Balancing Orthogonal Forces on 2D plane with arbitrary placement

Question

I have a rectangular block in the xy plane with the center of mass that acts in the z direction at an arbitrary place in the plane. I also have 4 legs that support this weight underneath the block. The system is at equilibrium and not moving. These 4 legs can also be arbitrarily placed. The forces on each leg might obviously not be equal based on placement. How do I solve for the force on each leg? I would like a general formula based off the x and y locations of the legs and the center of mass. The Weight of the block will be given.

Answer 1

Put a coordinate system on the center of mass and place each leg i at $$\vec{r}_i = \pmatrix{x_i, & y_i, & z_i}$$

where $z_i = z_{c}+\theta_x y_i - \theta_y x_i$ describes the vertical deflection of the point, given the center of mass vertical position $z_c$ and the two tilt angles $\theta_x$ and $\theta_y$.

Add vertical loads the each point proportional to the vertical deflection (like linear springs)

$$ \vec{F}_i = \pmatrix{0,&0,& -k z_i} $$

Then sum up the forces and equal them to the weight

$$ k \sum \limits_i z_i = k z_c + k \sum \limits_i (\theta_x y_i - \theta_y x_i) = W $$

$$ z_c = \frac{W - k \sum \limits_i (\theta_x y_i - \theta_y x_i) }{4 k} = \frac{W}{4 k} + x_{ave} \theta_y - y_{ave} \theta_x $$

where $x_{ave} = \frac{1}{4}(x_1+x_2+x_3+x_4)$ and $y_{ave} = \frac{1}{4}(y_1+y_2+y_3+y_4)$

Each load has a net moment at the center of mass

$$ \vec{M}_i = \pmatrix{ y_i (-k z_i), & -x_i (-k z_i) & 0 } $$

With the sum of the moments equals zero used to solve for the tilt angles

$$ \sum \vec{M}_i = \pmatrix{ -k \sum \limits_i y_i (z_c + \theta_x y_i - \theta_y x_i), & k \sum \limits_i x_i (z_c + \theta_x y_i - \theta_y x_i), & 0 } = \pmatrix{0,&0,&0} $$

This creates a 2×2 system of equations in terms of $\theta_x$ and $\theta_y$

$$ \begin{vmatrix} 4 y_{ave}^2 - \sum_i y_i^2 & -4 x_{ave} y_{ave} + \sum_i x_i y_i \\ -4 x_{ave} y_{ave} + \sum_i x_i y_i & 4 x_{ave}^2 - \sum_i x_i^2 \end{vmatrix} \pmatrix{ \theta_x \\ \theta_y } = \frac{W}{k} \pmatrix{ y_{ave} \\ x_{ave} } $$

Once the title angles are known they are back substituted into $z_c$ first, then into $z_i$ and finally into $F_i = -k z_i$ to estimate the forces.

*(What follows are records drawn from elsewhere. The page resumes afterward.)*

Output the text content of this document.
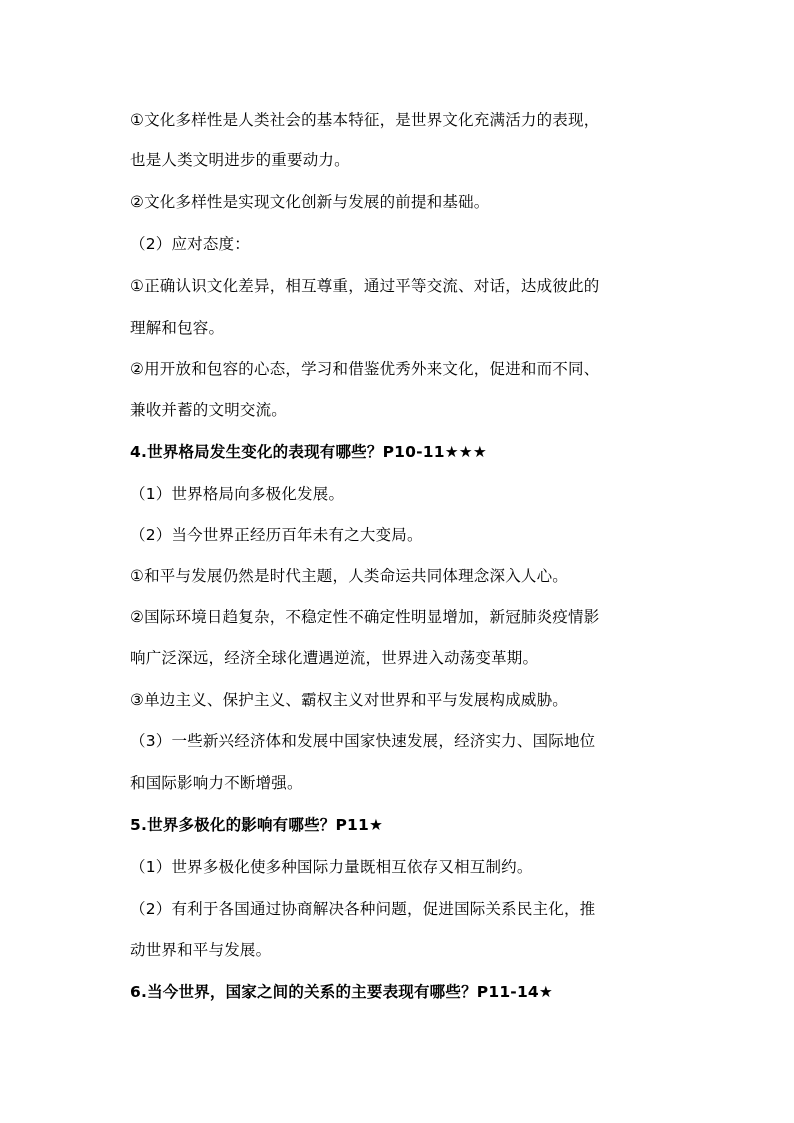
①文化多样性是人类社会的基本特征，是世界文化充满活力的表现，
也是人类文明进步的重要动力。
②文化多样性是实现文化创新与发展的前提和基础。
（2）应对态度：
①正确认识文化差异，相互尊重，通过平等交流、对话，达成彼此的
理解和包容。
②用开放和包容的心态，学习和借鉴优秀外来文化，促进和而不同、
兼收并蓄的文明交流。
4.世界格局发生变化的表现有哪些？P10-11★★★
（1）世界格局向多极化发展。
（2）当今世界正经历百年未有之大变局。
①和平与发展仍然是时代主题，人类命运共同体理念深入人心。
②国际环境日趋复杂，不稳定性不确定性明显增加，新冠肺炎疫情影
响广泛深远，经济全球化遭遇逆流，世界进入动荡变革期。
③单边主义、保护主义、霸权主义对世界和平与发展构成威胁。
（3）一些新兴经济体和发展中国家快速发展，经济实力、国际地位
和国际影响力不断增强。
5.世界多极化的影响有哪些？P11★
（1）世界多极化使多种国际力量既相互依存又相互制约。
（2）有利于各国通过协商解决各种问题，促进国际关系民主化，推
动世界和平与发展。
6.当今世界，国家之间的关系的主要表现有哪些？P11-14★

In the end, I got this nice expression

$$ \frac{F_i}{W} = \frac{ x_i \left( S_{x} S_{y^2} - S_{xy} S_{y} \right) y_i \left( S_{x^2} S_y - S_x S_{xy} \right) - S_{x^2} S_{y^2}+(S_{xy})^2 } { (S_{x})^2 S_{y^2} - 2 S_{x} S_{xy} S_{y} + S_{x^2} (S_y)^2 - 4 S_{x^2} S_{y^2} + 4 (S_{xy})^2} $$

with

$$\begin{aligned} S_x & = \sum_{i=1}^4 x_i & S_{x^2} & = \sum_{i=1}^4 x_i^2 \\ S_y & = \sum_{i=1}^4 y_i & S_{y^2} & = \sum_{i=1}^4 y_i^2 \\ S_{xy} & = \sum_{i=1}^4 x_i y_i \\ \end{aligned}$$

Answer 2

The vector sum of the forces will be zero: $$\Sigma \vec{F} = 0$$ If you can assume that the bottom of the block is planer and the weight acts perpendicular to that plane, (i.e., the lengths of the legs are identical) things are much simpler. The weight acts downward and the forces from the legs act upward.

The sum of the torques (moments) about any point will also be zero: $$\Sigma \vec{\Gamma} = 0$$ If you choose one of the legs as your origin, the equations will be simpler.

From the vector form of the torque equation you can write two equations.